Problem with Data Mapping and Matching in huge dataset

Hello everyone, 

I have the following problem.

So I have a table A that looks like this... which would be my data source. As you can see there is a column for Text A and a Column for a classification.

Table A  
   
Text A Classification A
   
The mouse eats a carrot Nature
Prague is a nice city Geography
I am a human Human
The cat eats the mouse Nature
Sun is shinning Weather
She is a professional Social

 

Then I have table B, that has text but no classification. In the text, you find words that are to be found in Text A, such as Cats, Sun, Human, etc. I want based an algorithm or Formula that based on this words, go to the Table A, and brings me the classification. These two tables are just an example, in reality I have two huge datasets. 

So for example, for "the cat is my pet", the classification B should be "Nature"

What could I do to solve this? Could I solve it on Qlik?

 

Thaanks

Table B  
   
Text B Classification B
   
The human is complex ?
That cat is my pet ?
I do not like the mouse ?
the sun is yellow ?
he is a professional ?
Prage is in europe ?
4 Replies
marcus_sommer

Qlik has very powerful string-functions and mapping-features. Therefore it would be possible to develop an appropriate categorizing. But the most and hardest work is not the technically implementation else to develop a sensible and valid set of rules for the categorizing especially in regard to clean and prepare the data in beforehand and to determine the order of the execution and the prioritizing of the matches.

Nemo1
Creator
Creator
Author

Hey, thanks for your answer. I have already prepare the data in two datasets.. but i do not know how I could keep going now... what would you do? any suggestions is welcome, thanks

qv_testing
Specialist II
Specialist II

how many combinations do you have ?

like Cats, Sun, Human, professional

marcus_sommer

You have really a set of rules by differentiating between nouns/verbs/adjectives and further expletive and all kinds of punctuation marks? Also is the context within a sentence important or not? How to handle typos? In which order should be searched and matched?

... the human looked like the mouse to the shining sun ... // which one should win ?

Beside this take a look on mapsubstring() which could include multiple match-returns into a string which could be later evaluated.
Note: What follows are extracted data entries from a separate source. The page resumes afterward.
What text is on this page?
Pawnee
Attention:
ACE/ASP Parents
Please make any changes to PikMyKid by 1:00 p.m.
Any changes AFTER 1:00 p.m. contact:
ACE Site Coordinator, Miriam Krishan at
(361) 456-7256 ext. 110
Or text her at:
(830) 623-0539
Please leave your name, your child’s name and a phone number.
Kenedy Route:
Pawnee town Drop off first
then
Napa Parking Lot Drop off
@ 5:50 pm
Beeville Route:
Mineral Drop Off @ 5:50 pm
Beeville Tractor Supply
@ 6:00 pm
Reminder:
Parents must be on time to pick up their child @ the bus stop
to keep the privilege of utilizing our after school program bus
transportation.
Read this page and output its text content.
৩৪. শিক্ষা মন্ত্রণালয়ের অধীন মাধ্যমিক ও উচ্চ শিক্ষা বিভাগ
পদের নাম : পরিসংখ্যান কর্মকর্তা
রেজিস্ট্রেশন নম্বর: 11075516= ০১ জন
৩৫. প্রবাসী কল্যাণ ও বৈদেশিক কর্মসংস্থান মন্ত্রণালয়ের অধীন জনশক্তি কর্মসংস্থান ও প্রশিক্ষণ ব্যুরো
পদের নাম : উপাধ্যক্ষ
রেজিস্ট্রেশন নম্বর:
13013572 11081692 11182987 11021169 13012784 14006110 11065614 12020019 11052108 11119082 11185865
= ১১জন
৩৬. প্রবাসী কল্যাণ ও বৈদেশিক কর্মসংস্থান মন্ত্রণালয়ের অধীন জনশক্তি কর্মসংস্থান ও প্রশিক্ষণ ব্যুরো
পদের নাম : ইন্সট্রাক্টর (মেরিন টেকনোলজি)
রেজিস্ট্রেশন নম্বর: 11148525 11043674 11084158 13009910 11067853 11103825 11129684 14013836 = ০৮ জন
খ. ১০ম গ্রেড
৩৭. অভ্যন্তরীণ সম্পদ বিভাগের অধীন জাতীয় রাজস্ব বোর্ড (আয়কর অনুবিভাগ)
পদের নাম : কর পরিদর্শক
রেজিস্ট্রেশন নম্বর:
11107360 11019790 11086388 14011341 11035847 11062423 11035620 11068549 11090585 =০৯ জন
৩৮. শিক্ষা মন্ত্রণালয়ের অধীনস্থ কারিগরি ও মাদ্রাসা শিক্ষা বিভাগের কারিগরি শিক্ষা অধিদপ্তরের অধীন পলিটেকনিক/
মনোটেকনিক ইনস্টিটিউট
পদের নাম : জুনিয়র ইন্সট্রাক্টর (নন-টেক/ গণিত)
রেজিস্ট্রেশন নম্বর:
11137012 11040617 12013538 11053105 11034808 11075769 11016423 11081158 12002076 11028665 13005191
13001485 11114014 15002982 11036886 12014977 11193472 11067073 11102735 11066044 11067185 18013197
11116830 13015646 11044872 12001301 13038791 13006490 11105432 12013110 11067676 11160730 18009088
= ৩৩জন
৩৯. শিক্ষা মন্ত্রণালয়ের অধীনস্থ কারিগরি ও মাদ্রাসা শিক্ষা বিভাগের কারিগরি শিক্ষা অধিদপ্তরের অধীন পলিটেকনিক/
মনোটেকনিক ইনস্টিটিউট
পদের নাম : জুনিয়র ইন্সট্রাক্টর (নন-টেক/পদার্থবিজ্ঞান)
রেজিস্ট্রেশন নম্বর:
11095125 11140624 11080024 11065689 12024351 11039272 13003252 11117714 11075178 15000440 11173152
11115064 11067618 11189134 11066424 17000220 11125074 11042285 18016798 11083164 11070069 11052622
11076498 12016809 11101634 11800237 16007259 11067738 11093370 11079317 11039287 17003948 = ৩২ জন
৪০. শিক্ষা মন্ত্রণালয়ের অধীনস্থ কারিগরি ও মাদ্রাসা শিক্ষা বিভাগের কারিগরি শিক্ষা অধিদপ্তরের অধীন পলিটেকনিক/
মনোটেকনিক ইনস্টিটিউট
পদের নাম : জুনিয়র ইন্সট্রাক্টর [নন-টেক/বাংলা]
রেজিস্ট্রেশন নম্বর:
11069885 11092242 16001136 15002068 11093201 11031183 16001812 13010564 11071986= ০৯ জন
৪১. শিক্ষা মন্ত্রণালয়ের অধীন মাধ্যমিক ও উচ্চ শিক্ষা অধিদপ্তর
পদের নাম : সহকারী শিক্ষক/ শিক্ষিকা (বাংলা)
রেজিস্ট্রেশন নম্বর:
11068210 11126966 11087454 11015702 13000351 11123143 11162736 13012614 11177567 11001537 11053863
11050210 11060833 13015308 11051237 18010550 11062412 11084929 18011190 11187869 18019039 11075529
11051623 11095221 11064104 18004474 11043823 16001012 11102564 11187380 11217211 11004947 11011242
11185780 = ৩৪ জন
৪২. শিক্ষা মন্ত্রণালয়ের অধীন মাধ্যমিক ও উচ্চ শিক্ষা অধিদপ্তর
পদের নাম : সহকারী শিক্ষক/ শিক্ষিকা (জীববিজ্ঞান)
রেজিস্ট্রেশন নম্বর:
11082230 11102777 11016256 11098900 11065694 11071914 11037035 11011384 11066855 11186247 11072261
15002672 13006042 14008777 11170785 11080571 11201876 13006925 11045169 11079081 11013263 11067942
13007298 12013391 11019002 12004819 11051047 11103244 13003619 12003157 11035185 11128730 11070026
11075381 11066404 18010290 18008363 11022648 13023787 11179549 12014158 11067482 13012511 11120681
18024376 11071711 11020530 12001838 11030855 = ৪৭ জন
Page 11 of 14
Another common way would be to load the strings with subfield() to split it into n records on which you may apply a normal mapping, maybe something like:

m: mapping load Lookup, Return from MyRules;

t:
load *, applymap('m', Substring, '#NV') as Category, rowno() as RowNo;
load Key, subfield(String, ' ', iterno()) as SubString, recno() as RecNo, iterno() as IterNo
from MyDataset while iterno() <= substringcount(String, ' ') +1;